On remand, all three issues raised by the Appellate Division were briefed and argued.

[32]*32I.

The “ordinary” gloss

This Court’s March 1, 1995 opinion held the standard for deductibility of a partnership item (i.e. a cost, expense, or loss) to be whether the item was paid or incurred in the conduct of the partnership’s trade, business, or other activity. Sabino, supra, 14 N.J.Tax 501. Implicit in that holding (as in Smith and the Regulations) was the concept of a deductible expense being one incurred “in the ordinary course”. The March 1,1995 opinion also held that the ordinary and necessary standard of IRC § 162 does not apply for determining the income of a partner subject to tax under N.J.S.A. 54A:5-1b and 54A:5-1k.

[U]nder Smith and in accordance with the plain and unambiguous language of N.J.S.A 54A:5-lb, ... the standard for deductibility of an expense of a partnership is whether the expense was paid or incurred in the conduct of the business, profession or other activity of the partnership. This conclusion is fully consistent with N.J.AC. 18:35-1.25(c) and (d)(2), which provide, as to a business, profession or other activity conducted as a sole proprietorship:
(c) A taxpayer’s net profits from business shall be determined by taking into account all costs and expenses incurred in the conduct thereof, except no deduction shall be allowed for tax based income____ No deduction shall be allowed for any expense or loss which is not incurred in the ordinary course of the conduct of taxpayer’s trade or business.
(d) ... (2) A taxpayer’s net profits irom business shall be determined by taking into account expenses or losses incurred in the conduct of the taxpayer’s trade or business which are properly deductible in accordance with the taxpayer’s method of accounting, even if such deductions relate to expenses incurred in earning business income exempt from taxation under the Gross Income Tax Act, or expenses which are partly or wholly nondeductible for Federal income tax purposes or expenses under rules which limit the deductibility of particular business expenses under the Internal Revenue Code.
[Sabino, supra, 14 N.J.Tax at 515-16, (emphasis added) (footnote omitted).]

On remand, Taxpayers assert again that the Direct Expenses and the Contributions were ordinary expenses of a business enterprise. This assertion is not disputed by Director. The March 1,1995 opinion concluded that the Direct Expenses and the Contributions were, consistent with the holding in Smith v. Director, Div. of Taxation, 108 N.J. 19, 527 A.2d 843 (1987), incurred in the regular business of the partnership.

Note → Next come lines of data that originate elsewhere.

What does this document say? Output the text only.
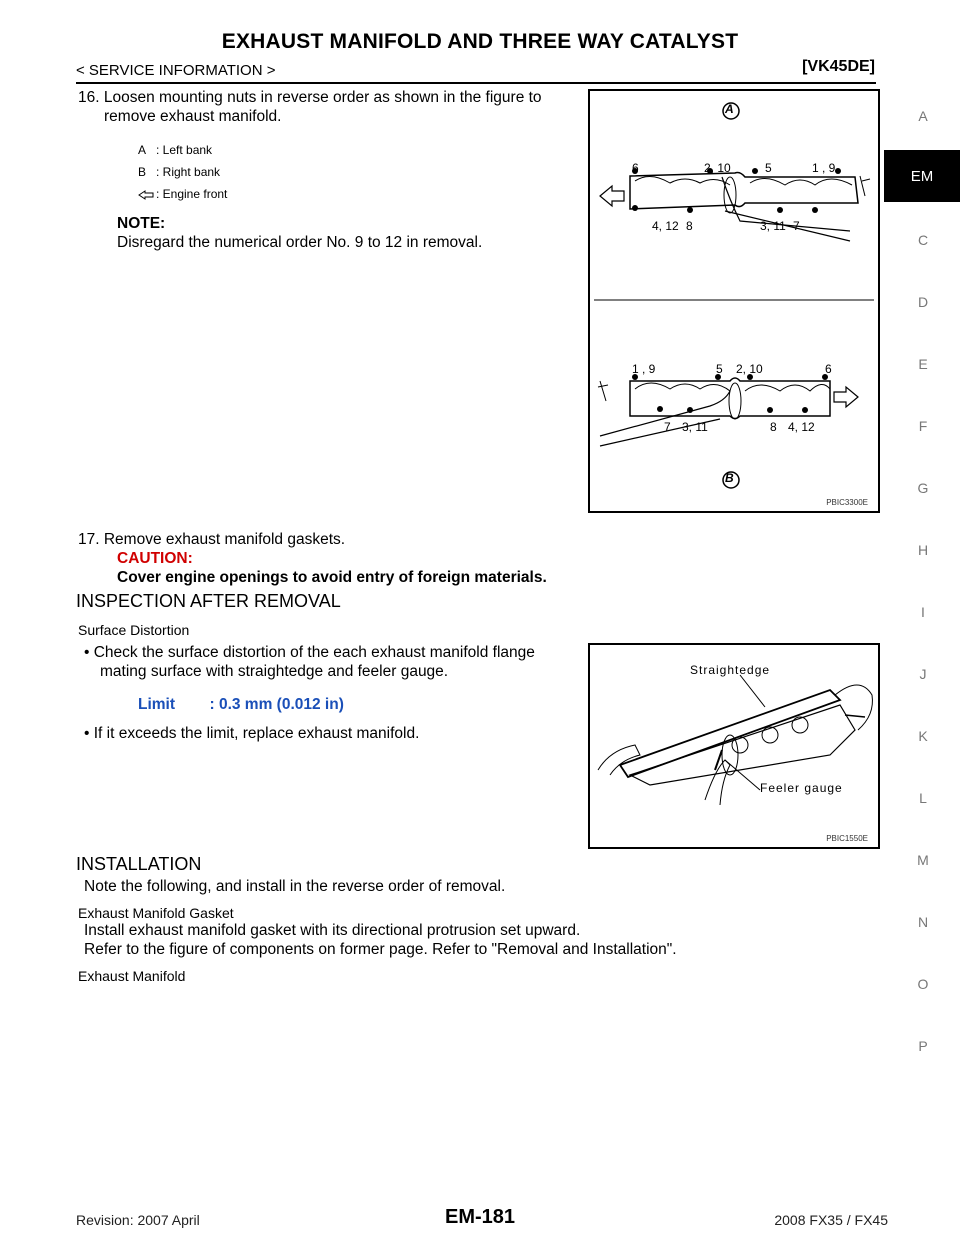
EXHAUST MANIFOLD AND THREE WAY CATALYST
< SERVICE INFORMATION >	[VK45DE]
A
EM
C
D
E
F
G
H
I
J
K
L
M
N
O
P
16. Loosen mounting nuts in reverse order as shown in the figure to
remove exhaust manifold.
A : Left bank
B : Right bank
: Engine front
NOTE:
Disregard the numerical order No. 9 to 12 in removal.
A
B
6	2, 10	5	1 , 9
4, 12 8	3, 11 7
1 , 9	5 2, 10	6
7 3, 11	8 4, 12
PBIC3300E
17. Remove exhaust manifold gaskets.
CAUTION:
Cover engine openings to avoid entry of foreign materials.
INSPECTION AFTER REMOVAL
Surface Distortion
• Check the surface distortion of the each exhaust manifold flange
mating surface with straightedge and feeler gauge.
Limit        : 0.3 mm (0.012 in)
• If it exceeds the limit, replace exhaust manifold.
Straightedge
Feeler gauge
PBIC1550E
INSTALLATION
Note the following, and install in the reverse order of removal.
Exhaust Manifold Gasket
Install exhaust manifold gasket with its directional protrusion set upward.
Refer to the figure of components on former page. Refer to "Removal and Installation".
Exhaust Manifold
Revision: 2007 April	EM-181	2008 FX35 / FX45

Sabino, supra, 14 N.J.Tax at 515. They were neither personal nor unrelated to the [33]*33conduct of Peat Marwick’s business. Taxpayers seek an affirmation of the March 1, 1995 holding that items paid [ie. by cash method taxpayers] or incurred [ie. by accrual method taxpayers] in the conduct of the business, profession, or other activity of a partnership are deductible in determining a partner’s “distributive share of partnership income” under the Gross Income Tax Act. Taxpayers do not dispute that the deductible cost, expense, or loss will be one which is “ordinary” and paid or incurred in the “regular” or “ordinary” course of the conduct of business, provided that such an interpretation of N.J.S.A.